Reliable adaptive distributed hyperparameter optimization (RadHPO) for deep learning training and uncertainty estimation

• Published in: The Journal of supercomputing Vol. 79; no. 10; pp. 10677 - 10690
• Main Authors: Li, John, Pantoja, Maria, Fernández-Escribano, Gerardo
• Format: Journal Article
• Language: English
• Published: New York Springer US 01.07.2023; Springer Nature B.V
• Subjects: Accuracy; Algorithms; Compilers; Computer Science; Failure detection; Infrastructure; Interpreters; Libraries; Machine learning; Neural networks; Optimization; Processor Architectures; Programming Languages; Python; Servers; System failures; Uncertainty; User interface; Uncertainty; Resiliency; Distributed systems; Machine learning; Hyper-parameter Optimization
• ISSN: 0920-8542; 1573-0484
• DOI: 10.1007/s11227-023-05081-x

Training and validation of Neural Networks (NN) are very computationally intensive. In this paper, we propose a distributed system based NN infrastructure that achieves two goals: to accelerate model training, specifically for hyperparameter optimization, and to re-use some of these intermediate models to evaluate the uncertainty of the model. By accelerating model training, we can obtain a large set of potential models and compare them in a shorter amount of time. Automating this process reduces development time and provides an easy way to compare different models. Our application runs different models on distinct servers with a single training data set, each with tweaked hyperparameters.
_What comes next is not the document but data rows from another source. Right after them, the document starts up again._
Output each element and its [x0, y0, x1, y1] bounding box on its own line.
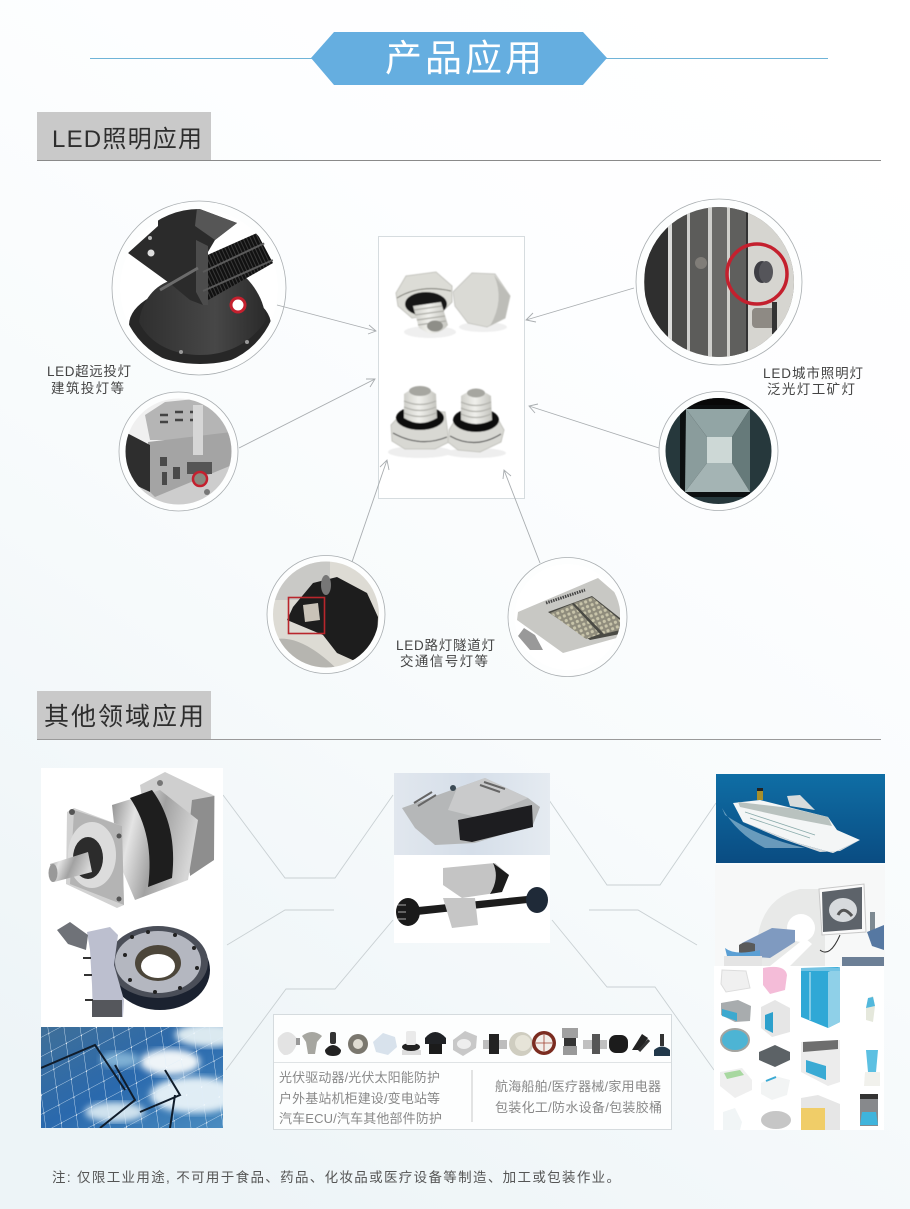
- label: city lighting: 泛光灯工矿灯: [767, 382, 855, 397]
- title banner: 产品应用: [385, 38, 542, 79]
- heading: other applications: 其他领域应用: [44, 703, 204, 731]
- circle photo: high bay lamp: [112, 201, 286, 375]
- arrow: high bay lamp to plug: [277, 305, 376, 334]
- application list left: 光伏驱动器/光伏太阳能防护: [279, 1070, 440, 1085]
- application list right: [495, 1079, 662, 1115]
- label: street and tunnel lights: [396, 638, 495, 669]
- photo: cruise ship: [716, 774, 885, 863]
- photo: planetary gearbox: [48, 772, 215, 908]
- panel: product range and applications: [274, 1014, 672, 1130]
- red marker: [193, 472, 207, 486]
- footnote: 注: 仅限工业用途, 不可用于食品、药品、化妆品或医疗设备等制造、加工或包装作业。: [52, 1169, 620, 1185]
- application list left: 户外基站机柜建设/变电站等: [279, 1091, 440, 1106]
- vent cap top right: [453, 273, 510, 332]
- heading: other applications: [37, 691, 881, 740]
- photo column: right: [714, 774, 885, 1130]
- photo: home appliances: [714, 966, 884, 1130]
- label: street and tunnel lights: 交通信号灯等: [400, 653, 488, 669]
- application list right: 航海船舶/医疗器械/家用电器: [495, 1079, 661, 1094]
- label: high bay lamps: 建筑投灯等: [51, 380, 124, 396]
- photo: slewing drive: [57, 922, 210, 1017]
- photo column: middle: [394, 773, 550, 943]
- arrow: flood light to plug: [529, 404, 659, 448]
- application list right: 包装化工/防水设备/包装胶桶: [495, 1100, 662, 1115]
- photo: ECU: [394, 773, 550, 855]
- red marker: [231, 298, 245, 312]
- circle photo: lamp driver housing: [119, 392, 238, 511]
- red marker box: [288, 598, 324, 634]
- connector lines: [223, 795, 716, 1070]
- heading: LED lighting applications: LED照明应用: [52, 126, 202, 153]
- vent plug bottom left: [388, 386, 452, 458]
- circle photo: street light: [508, 558, 627, 676]
- circle photo: tunnel light: [267, 556, 385, 674]
- application list left: [279, 1070, 442, 1126]
- vent plug top left: [396, 272, 456, 338]
- label: high bay lamps: [47, 364, 131, 396]
- panel: central vent plug photo: [378, 236, 524, 498]
- arrow: city light to plug: [526, 288, 634, 322]
- application list left: 汽车ECU/汽车其他部件防护: [279, 1111, 442, 1126]
- photo: electric axle: [394, 855, 550, 943]
- arrow: tunnel light to plug: [352, 460, 389, 562]
- product thumbnails row: [278, 1028, 670, 1056]
- label: street and tunnel lights: LED路灯隧道灯: [396, 638, 495, 653]
- arrow: driver housing to plug: [239, 379, 375, 448]
- title banner: [90, 32, 828, 85]
- photo: solar panels: [41, 1027, 223, 1128]
- label: high bay lamps: LED超远投灯: [47, 364, 131, 379]
- heading: LED lighting applications: [37, 112, 881, 160]
- circle photo: flood light: [659, 392, 778, 510]
- photo column: left: [41, 768, 223, 1128]
- vent plug bottom right: [446, 388, 506, 458]
- circle photo: city lighting fixture: [636, 199, 802, 365]
- label: city lighting: LED城市照明灯: [763, 365, 863, 381]
- photo: CT scanner: [715, 865, 885, 966]
- red marker: [727, 244, 787, 304]
- label: city lighting: [763, 365, 863, 397]
- arrow: street light to plug: [503, 470, 540, 563]
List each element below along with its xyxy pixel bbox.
By adding uncertainty to our results, our framework provides not just a single prediction but a distribution over predictions. Adding uncertainty is essential to some NN applications since most models assume that the input data distributions are identical between test and validation. However, in reality, they are producing some catastrophic mistakes. Since our solution is a distributed system, we make our implementation robust to common distributed system failures (servers going down, loss of communication among some nodes, and others). Furthermore, we use a gossip-style heartbeat protocol for failure detection and recovery. Finally, some preliminary results using a black-box approach to generate the training models show that our infrastructure scales well in different hardware platforms.